Les aires protégées en tant qu’outil essentiel à la conservation de la nature peuvent aider les espèces à s’adapter au changement climatique en fournissant des refuges face aux dangers (habitat pour les plantes et les animaux) et des couloirs de migration. Elles peuvent ainsi aider les populations contre les événements climatiques soudain, réduire la vulnérabilité aux inondations, à la sécheresse et autres catastrophes liées au climat.

Les aires protégées peuvent aussi aider les économies à s’adapter au changement climatique par la réduction des coûts découlant des effets préjudiciables. Les services fournis par l’écosystème au niveau de l’aire protégée (la fourniture d’air et d’eau de qualité, la chasse, etc.) peuvent contribuer à la résilience des populations face au changement climatique.

Elles peuvent jouer un rôle de séquestration du dioxyde de carbone, donc de réduction de gaz à effet de serre. Les arbres en général absorbent du dioxyde de carbone et rejettent de l’oxygène durant la journée. En se développant, les arbres captent aussi le carbone nécessaire à leur croissance. Les écosystèmes peuvent aider ainsi à réguler le climat local ou régional.

Enfin, les aires protégées contribuent aussi indirectement à la pollinisation, la fertilisation des sols et le contrôle naturel des pestes.

Problèmes axquels font face les aires protégées dans le contexte du changement climatique

Les aires protégées apportent beaucoup dans la lutte contre le changement climatique, mais elles sont aussi victimes de ce phénomène.

Le changement climatique est caractérisé principalement par la variation des températures et des précipitations. Dans certaines régions du globe, il peut y avoir de la sécheresse tandis que dans d’autres, il y a des inondations. Il en est de même pour les températures. En effet, même si la tendance actuelle démontre surtout des températures anormalement élevées, le phénomène complexe du changement climatique peut aussi provoquer des températures anormalement basses dans certaines régions du globe. C’est ainsi qu’en février 2021, un épisode de froid intense a frappé les États Unis, plus particulièrement le Texas. Ce froid intense a même atteint le nord du Mexique. Les températures étaient tellement basses que certaines infrastructures électriques ont été endommagées.

Avec ces variations de température et de précipitation, ce sont toutes les conditions de vie des espèces (plantes et animaux) qui vivent dans les aires protégées qui sont modifiées et les conséquences peuvent être catastrophiques. Ainsi, le changement climatique peut altérer les aires protégées en perturbant l’équilibre écologique. Des températures plus ou moins élevées, des précipitations engendrant des inondations ou la sécheresse, autant de phénomènes pouvant entrainer des modifications d’habitats, une augmentation de la pression sur les ressources, une augmentation des incendies de forêt, etc.

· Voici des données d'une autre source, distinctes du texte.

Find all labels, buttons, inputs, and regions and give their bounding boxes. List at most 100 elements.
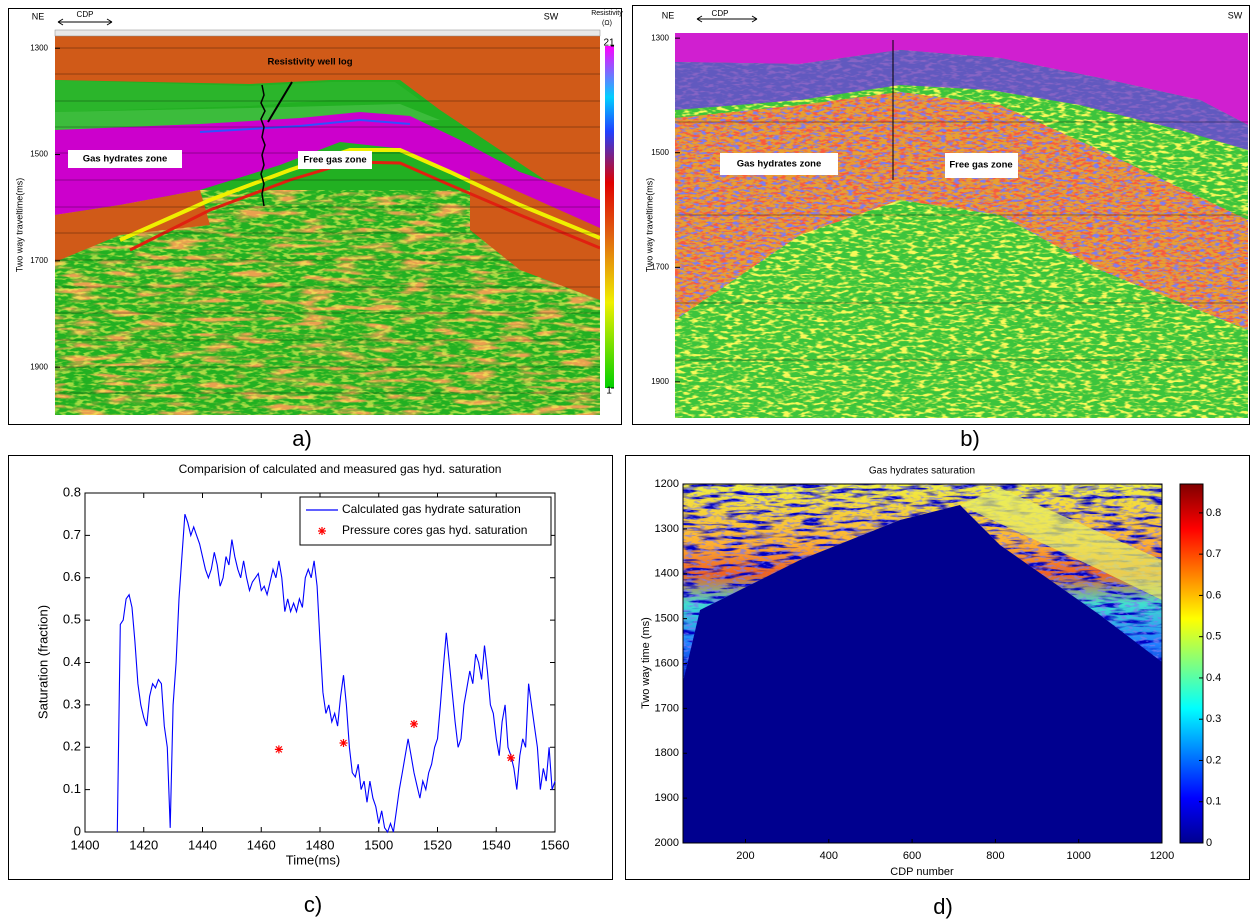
panel-label: c)	[304, 892, 322, 917]
marker	[410, 719, 418, 728]
y-tick-label: 0.2	[63, 739, 81, 754]
panel-label: b)	[960, 426, 980, 451]
colorbar-label: Resistivity	[591, 10, 623, 17]
y-tick-label: 2000	[655, 837, 679, 849]
colorbar-tick-label: 0.6	[1206, 589, 1221, 601]
chart-title: Comparision of calculated and measured g…	[179, 462, 502, 476]
y-tick-label: 1300	[655, 523, 679, 535]
legend-label: Pressure cores gas hyd. saturation	[342, 523, 527, 537]
colorbar-label: (Ω)	[602, 20, 612, 27]
x-tick-label: 1480	[306, 837, 335, 852]
x-axis-label: CDP number	[890, 866, 954, 878]
cdp-label: CDP	[712, 9, 729, 18]
colorbar-tick-label: 0.7	[1206, 548, 1221, 560]
cdp-label: CDP	[77, 10, 94, 19]
y-tick-label: 1500	[30, 150, 48, 159]
colorbar-tick-label: 0.2	[1206, 754, 1221, 766]
x-tick-label: 1400	[71, 837, 100, 852]
colorbar-tick-label: 0.8	[1206, 507, 1221, 519]
section-image	[55, 36, 600, 415]
y-tick-label: 0.7	[63, 527, 81, 542]
y-tick-label: 0.8	[63, 484, 81, 499]
cdp-strip	[54, 29, 601, 37]
annotation-arrow	[267, 81, 293, 123]
frame	[625, 455, 1250, 880]
marker	[506, 753, 515, 762]
colorbar-tick-label: 0.1	[1206, 796, 1221, 808]
x-tick-label: 1440	[188, 837, 217, 852]
colorbar	[1179, 483, 1204, 844]
y-tick-label: 1300	[651, 33, 669, 42]
frame	[8, 455, 613, 880]
x-tick-label: 1460	[247, 837, 276, 852]
x-axis-label: Time(ms)	[286, 852, 340, 867]
annotation: Free gas zone	[949, 160, 1012, 171]
annotation-box	[298, 151, 372, 169]
x-tick-label: 1200	[1150, 850, 1174, 862]
y-tick-label: 1900	[655, 792, 679, 804]
y-tick-label: 1900	[651, 377, 669, 386]
y-tick-label: 1200	[655, 478, 679, 490]
colorbar	[605, 46, 614, 388]
direction-label: SW	[1228, 10, 1243, 20]
colorbar-tick-label: 1	[606, 386, 612, 397]
y-tick-label: 1700	[651, 262, 669, 271]
y-tick-label: 1900	[30, 362, 48, 371]
annotation: Free gas zone	[303, 155, 366, 166]
x-tick-label: 1000	[1066, 850, 1090, 862]
x-tick-label: 400	[820, 850, 838, 862]
chart-title: Gas hydrates saturation	[869, 466, 975, 477]
y-tick-label: 1600	[655, 657, 679, 669]
y-tick-label: 1400	[655, 568, 679, 580]
marker	[274, 745, 283, 754]
annotation-box	[945, 153, 1018, 178]
y-tick-label: 0.5	[63, 612, 81, 627]
colorbar-tick-label: 21	[603, 38, 615, 49]
y-tick-label: 0.3	[63, 696, 81, 711]
y-axis-label: Two way time (ms)	[640, 617, 652, 709]
x-tick-label: 800	[986, 850, 1004, 862]
x-tick-label: 600	[903, 850, 921, 862]
y-tick-label: 0.4	[63, 654, 81, 669]
x-tick-label: 1500	[364, 837, 393, 852]
y-tick-label: 0	[74, 823, 81, 838]
colorbar-tick-label: 0	[1206, 837, 1212, 849]
y-tick-label: 1700	[655, 702, 679, 714]
annotation: Resistivity well log	[268, 57, 353, 68]
x-tick-label: 200	[736, 850, 754, 862]
plot-area	[84, 492, 556, 833]
frame	[632, 5, 1250, 425]
x-tick-label: 1520	[423, 837, 452, 852]
y-tick-label: 0.6	[63, 569, 81, 584]
marker	[339, 739, 348, 748]
direction-label: NE	[32, 11, 45, 21]
frame	[8, 8, 622, 425]
y-tick-label: 0.1	[63, 781, 81, 796]
panel-label: d)	[933, 894, 953, 919]
annotation-box	[720, 153, 838, 175]
legend-label: Calculated gas hydrate saturation	[342, 502, 521, 516]
annotation: Gas hydrates zone	[737, 159, 821, 170]
legend-marker	[318, 527, 326, 535]
line	[116, 514, 556, 834]
y-tick-label: 1700	[30, 256, 48, 265]
colorbar-tick-label: 0.5	[1206, 631, 1221, 643]
annotation: Gas hydrates zone	[83, 154, 167, 165]
direction-label: NE	[662, 10, 675, 20]
section-image	[675, 33, 1248, 418]
direction-label: SW	[544, 11, 559, 21]
y-axis-label: Saturation (fraction)	[35, 605, 50, 719]
colorbar-tick-label: 0.4	[1206, 672, 1221, 684]
y-axis-label: Two way traveltime(ms)	[644, 178, 654, 273]
annotation-box	[68, 150, 182, 168]
y-tick-label: 1800	[655, 747, 679, 759]
cdp-arrow	[57, 18, 113, 26]
x-tick-label: 1420	[129, 837, 158, 852]
x-tick-label: 1560	[541, 837, 570, 852]
y-axis-label: Two way traveltime(ms)	[14, 178, 24, 273]
colorbar-tick-label: 0.3	[1206, 713, 1221, 725]
heatmap-image	[683, 484, 1162, 843]
cdp-arrow	[696, 15, 758, 23]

L’augmentation du niveau de la mer peut aussi affecter les aires protégées. Elle peut, par exemple, provoquer l’érosion des habitats côtiers dans les zones humides avec pour conséquence une migration d’espèces ou une perte de biodiversité.

Perspectives

En plus d’aider dans la lutte contre le changement climatique, les aires protégées peuvent aider dans un effort plus large de mitigation concernant la promotion des énergies renouvelables et des pratiques de gestion durable des terres. Pour pouvoir remplir convenablement ces rôles, il faudrait renforcer la gestion des aires protégées, car environ 25% des aires protégées ont une gestion correcte.

Il y a donc un besoin urgent de collaboration entre les organisations de conservation et les responsables politiques et les communautés locales pour maximiser l’efficacité des aires protégées dans l’adaptation et l’atténuation des effets du changement climatique. Il devrait y avoir aussi beaucoup plus de supports et d’investissements pour créer et mieux gérer les aires protégées.